L’assurance-vie est le placement préféré des Français, et à juste titre : elle combine liquidité permanente, fiscalité avantageuse après 8 ans, et possibilité de transmission hors succession. Contrairement au PER, votre argent n’est jamais bloqué, ce qui en fait un complément indispensable dans une stratégie retraite. Si vous hésitez entre les deux, sachez que l’idéal est de combiner un contrat d’assurance-vie performant avec un PER pour bénéficier des avantages de chaque enveloppe.

Pourquoi ouvrir une assurance-vie le plus tôt possible

La fiscalité de l’assurance-vie s’améliore avec le temps. Après 8 ans de détention, vous bénéficiez d’un abattement annuel de 4 600 € sur les gains (9 200 € pour un couple). Au-delà, les gains sont imposés au prélèvement forfaitaire de 7,5 % seulement (plus prélèvements sociaux), contre 12,8 % avant 8 ans. En ouvrant votre contrat dès maintenant, même avec un versement symbolique, vous faites courir le compteur fiscal.

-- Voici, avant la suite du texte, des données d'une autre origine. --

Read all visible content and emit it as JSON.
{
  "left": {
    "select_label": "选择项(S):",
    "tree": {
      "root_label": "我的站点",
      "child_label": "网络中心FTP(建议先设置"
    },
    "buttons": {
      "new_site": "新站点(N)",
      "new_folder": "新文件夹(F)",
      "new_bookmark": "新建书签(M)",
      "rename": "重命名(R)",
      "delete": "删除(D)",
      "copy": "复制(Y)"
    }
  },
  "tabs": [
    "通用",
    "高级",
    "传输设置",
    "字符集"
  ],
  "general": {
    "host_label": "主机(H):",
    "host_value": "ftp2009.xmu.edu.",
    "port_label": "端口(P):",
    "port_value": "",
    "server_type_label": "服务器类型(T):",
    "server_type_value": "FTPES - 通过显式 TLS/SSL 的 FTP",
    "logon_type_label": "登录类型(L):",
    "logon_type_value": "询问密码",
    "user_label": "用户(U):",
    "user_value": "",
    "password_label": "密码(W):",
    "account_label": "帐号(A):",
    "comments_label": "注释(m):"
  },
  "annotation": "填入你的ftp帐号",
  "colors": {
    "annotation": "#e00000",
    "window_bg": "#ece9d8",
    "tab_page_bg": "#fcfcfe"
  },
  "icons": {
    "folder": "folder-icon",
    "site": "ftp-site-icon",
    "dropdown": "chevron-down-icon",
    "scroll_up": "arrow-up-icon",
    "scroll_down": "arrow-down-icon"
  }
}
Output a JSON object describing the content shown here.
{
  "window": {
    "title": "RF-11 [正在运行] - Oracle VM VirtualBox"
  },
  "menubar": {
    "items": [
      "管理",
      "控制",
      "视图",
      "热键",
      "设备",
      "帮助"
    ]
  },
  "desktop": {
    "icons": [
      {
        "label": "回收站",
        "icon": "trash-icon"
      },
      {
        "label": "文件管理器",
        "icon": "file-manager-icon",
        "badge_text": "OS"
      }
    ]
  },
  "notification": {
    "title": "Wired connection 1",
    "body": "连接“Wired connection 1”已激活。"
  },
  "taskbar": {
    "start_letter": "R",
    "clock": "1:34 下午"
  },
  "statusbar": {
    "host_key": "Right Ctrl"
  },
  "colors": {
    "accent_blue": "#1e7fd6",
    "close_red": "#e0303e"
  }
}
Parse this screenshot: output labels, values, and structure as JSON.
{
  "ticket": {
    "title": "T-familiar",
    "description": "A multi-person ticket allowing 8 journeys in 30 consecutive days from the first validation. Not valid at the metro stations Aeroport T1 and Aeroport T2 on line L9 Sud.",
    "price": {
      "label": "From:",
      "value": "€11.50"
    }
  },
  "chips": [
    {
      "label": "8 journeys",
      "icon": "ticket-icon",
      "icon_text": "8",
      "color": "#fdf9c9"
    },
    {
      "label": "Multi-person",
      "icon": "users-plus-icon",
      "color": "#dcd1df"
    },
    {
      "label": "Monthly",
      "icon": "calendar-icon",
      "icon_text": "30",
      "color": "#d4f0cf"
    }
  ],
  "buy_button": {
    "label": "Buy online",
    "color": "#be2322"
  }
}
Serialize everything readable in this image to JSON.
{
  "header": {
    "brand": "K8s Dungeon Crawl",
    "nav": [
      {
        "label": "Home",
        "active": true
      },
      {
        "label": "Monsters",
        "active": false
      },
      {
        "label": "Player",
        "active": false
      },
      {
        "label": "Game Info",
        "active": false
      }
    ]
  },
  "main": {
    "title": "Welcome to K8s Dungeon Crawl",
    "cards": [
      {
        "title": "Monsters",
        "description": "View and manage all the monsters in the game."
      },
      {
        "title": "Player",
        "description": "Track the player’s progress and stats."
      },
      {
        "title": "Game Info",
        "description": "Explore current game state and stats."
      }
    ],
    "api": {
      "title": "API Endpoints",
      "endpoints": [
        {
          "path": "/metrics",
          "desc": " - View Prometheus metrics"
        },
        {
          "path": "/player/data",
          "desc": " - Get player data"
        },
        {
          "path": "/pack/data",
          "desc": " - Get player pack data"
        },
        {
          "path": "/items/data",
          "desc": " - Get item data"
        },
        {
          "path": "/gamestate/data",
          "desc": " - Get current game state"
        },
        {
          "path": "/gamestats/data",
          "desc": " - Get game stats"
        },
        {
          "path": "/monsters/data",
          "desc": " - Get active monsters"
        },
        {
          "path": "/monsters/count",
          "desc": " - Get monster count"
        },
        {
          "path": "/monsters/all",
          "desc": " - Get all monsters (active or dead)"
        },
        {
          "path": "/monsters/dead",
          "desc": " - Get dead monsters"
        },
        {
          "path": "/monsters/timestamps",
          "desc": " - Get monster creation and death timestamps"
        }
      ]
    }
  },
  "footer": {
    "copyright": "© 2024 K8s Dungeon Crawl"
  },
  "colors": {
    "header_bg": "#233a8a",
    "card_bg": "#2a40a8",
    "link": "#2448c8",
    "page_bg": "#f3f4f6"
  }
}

Fonds euros et unités de compte : comment arbitrer

Le fonds euros offre une garantie du capital avec des rendements médians autour de 2,4 à 2,5 % en 2026 (certains fonds nouvelle génération comme celui de Linxea Spirit 2 atteignent 3,13 %). Les unités de compte (ETF, SCPI, actions) offrent un potentiel de rendement supérieur mais sans garantie du capital. La clé est d’ajuster la répartition selon votre horizon : plus vous êtes loin de la retraite, plus vous pouvez vous permettre d’unités de compte.

La stratégie PER + assurance-vie combinée

Une stratégie particulièrement efficace consiste à réinvestir systématiquement l’économie d’impôt générée par le PER dans votre assurance-vie. Concrètement : vous versez 5 000 € sur votre PER, ce qui vous fait économiser 1 500 € d’impôt (TMI à 30 %), que vous placez aussitôt sur votre assurance-vie. Résultat : vous construisez une poche retraite bloquée (PER) et une poche de liquidité disponible (assurance-vie) en parallèle, sans effort d’épargne supplémentaire.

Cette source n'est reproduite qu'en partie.